3679409Enquiry into Plants — Which woods can best support weight.Arthur Fenton HortTheophrastus

Which woods can best support weight.

VI. [1]For bearing weight silver-fir and fir are strong woods, when set slantwise[2]: for they do not give like oak and other woods which contain mineral matter, but make good resistance. A proof of this is that they never split like olive and oak, but decay first or fail in some other way. Palm-wood is also strong, for it bends the opposite way to other woods: they bend downwards, palm-wood upwards.[3] It is said that fir and silver-fir also have an upward thrust. As to the sweet chestnut, which grows tall and is used for roofing, it is said that when it is about to split, it makes a noise, so that men are forewarned: this occurred once at Antandros at the baths, and all those present rushed out.

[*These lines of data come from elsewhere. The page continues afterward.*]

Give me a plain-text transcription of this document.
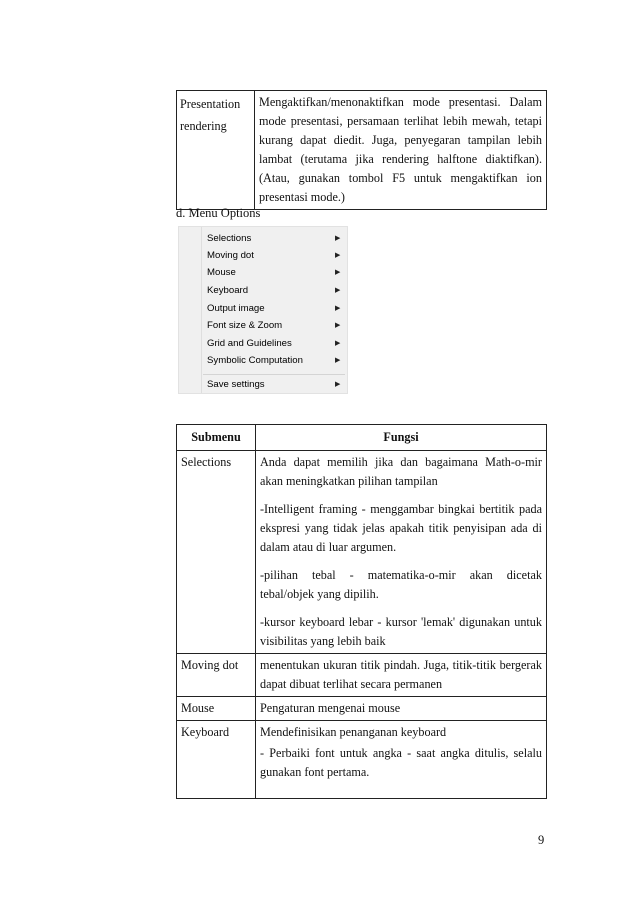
Presentation
rendering
	Mengaktifkan/menonaktifkan mode presentasi. Dalam mode presentasi, persamaan terlihat lebih mewah, tetapi kurang dapat diedit. Juga, penyegaran tampilan lebih lambat (terutama jika rendering halftone diaktifkan). (Atau, gunakan tombol F5 untuk mengaktifkan ion presentasi mode.)
d. Menu Options
Selections	▶
Moving dot	▶
Mouse	▶
Keyboard	▶
Output image	▶
Font size & Zoom	▶
Grid and Guidelines	▶
Symbolic Computation	▶
Save settings	▶
Submenu	Fungsi
Selections	Anda dapat memilih jika dan bagaimana Math-o-mir akan meningkatkan pilihan tampilan

-Intelligent framing - menggambar bingkai bertitik pada ekspresi yang tidak jelas apakah titik penyisipan ada di dalam atau di luar argumen.

-pilihan tebal - matematika-o-mir akan dicetak tebal/objek yang dipilih.

-kursor keyboard lebar - kursor 'lemak' digunakan untuk visibilitas yang lebih baik

Moving dot	menentukan ukuran titik pindah. Juga, titik-titik bergerak dapat dibuat terlihat secara permanen

Mouse	Pengaturan mengenai mouse

Keyboard	Mendefinisikan penanganan keyboard

- Perbaiki font untuk angka - saat angka ditulis, selalu gunakan font pertama.

9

Fig-wood is also strong, but only when set upright.[4]

  1. Plin. 16. 222–224.
  2. e.g. as a strut. πλάγιαι conj. Sch. from Plin. l.c.; ἁπαλαὶ Ald. H.
  3. i.e. the strut becomes concave or convex respectively. cf. Xen. Cyr. 7. 5. 11.
  4. i.e. it cannot be used as a strut, or it would 'buckle,' though it will stand a vertical strain.